On crut d’abord pouvoir placer les caractères distinctifs du sucre végétal dans la saveur même si aisée à reconnaître qui le distingue des autres substances usitées dans l’alimentation des hommes ; mais les progrès de la chimie firent bientôt abandonner ce moyen de vérification. En effet, on avait retrouvé la saveur sucrée dans plusieurs composés minéraux absolument dépourvus de qualités nutritives, ou même présentant des propriétés toxiques. De ce nombre étaient plusieurs sels de glucine, cette base découverte par Vauquelin dans l’émeraude et plusieurs autres pierres précieuses, et qui emprunte son nom au mot grec glykos (doux), — l’acétate de plomb, sel vénéneux appelé sucre de Saturne par les anciens chimistes, etc. On crut alors prendre pour un signe distinctif plus sur une propriété remarquable des substances ou principes immédiats sucrés et alimentaires extraits des végétaux ou du miel.

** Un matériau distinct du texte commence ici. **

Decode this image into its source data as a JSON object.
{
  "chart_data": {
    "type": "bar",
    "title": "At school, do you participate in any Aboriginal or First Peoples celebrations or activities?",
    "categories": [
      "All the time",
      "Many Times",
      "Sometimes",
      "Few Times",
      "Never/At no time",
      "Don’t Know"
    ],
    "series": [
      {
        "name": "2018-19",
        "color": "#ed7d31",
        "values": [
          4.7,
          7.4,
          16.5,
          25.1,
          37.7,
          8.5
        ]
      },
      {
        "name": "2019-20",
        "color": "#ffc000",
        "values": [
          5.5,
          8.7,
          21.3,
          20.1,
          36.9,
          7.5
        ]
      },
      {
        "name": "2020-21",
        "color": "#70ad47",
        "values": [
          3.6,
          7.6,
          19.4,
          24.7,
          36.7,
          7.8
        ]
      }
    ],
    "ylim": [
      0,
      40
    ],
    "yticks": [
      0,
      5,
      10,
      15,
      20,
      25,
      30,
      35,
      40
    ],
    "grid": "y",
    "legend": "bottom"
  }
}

Parmi ces divers sucres comestibles, — sucre de canne, sucre de betterave, sucre tiré de diverses racines, de toutes les plantes de la famille des graminées, blés[1], orges, seigles, maïs, etc., sucre obtenu de

  1. Chacun peut aisément reconnaître la présence du sucre dans une tige de froment : que l’on saisisse par exemple l’extrémité supérieure de cette tige près et au-dessous de l’épi, et qu’on la tire graduellement comme si on voulait arracher la plante ; lorsque les épis sont en fleurs, on parviendra sans peine à faire détacher au-dessus d’un nœud une portion de tige sortant aussitôt de la feuille engainante ; la portion tendre et gorgée de jus qui adhérait au nœud, mise et broyée dans la bouche, y produira une saveur très sucrée.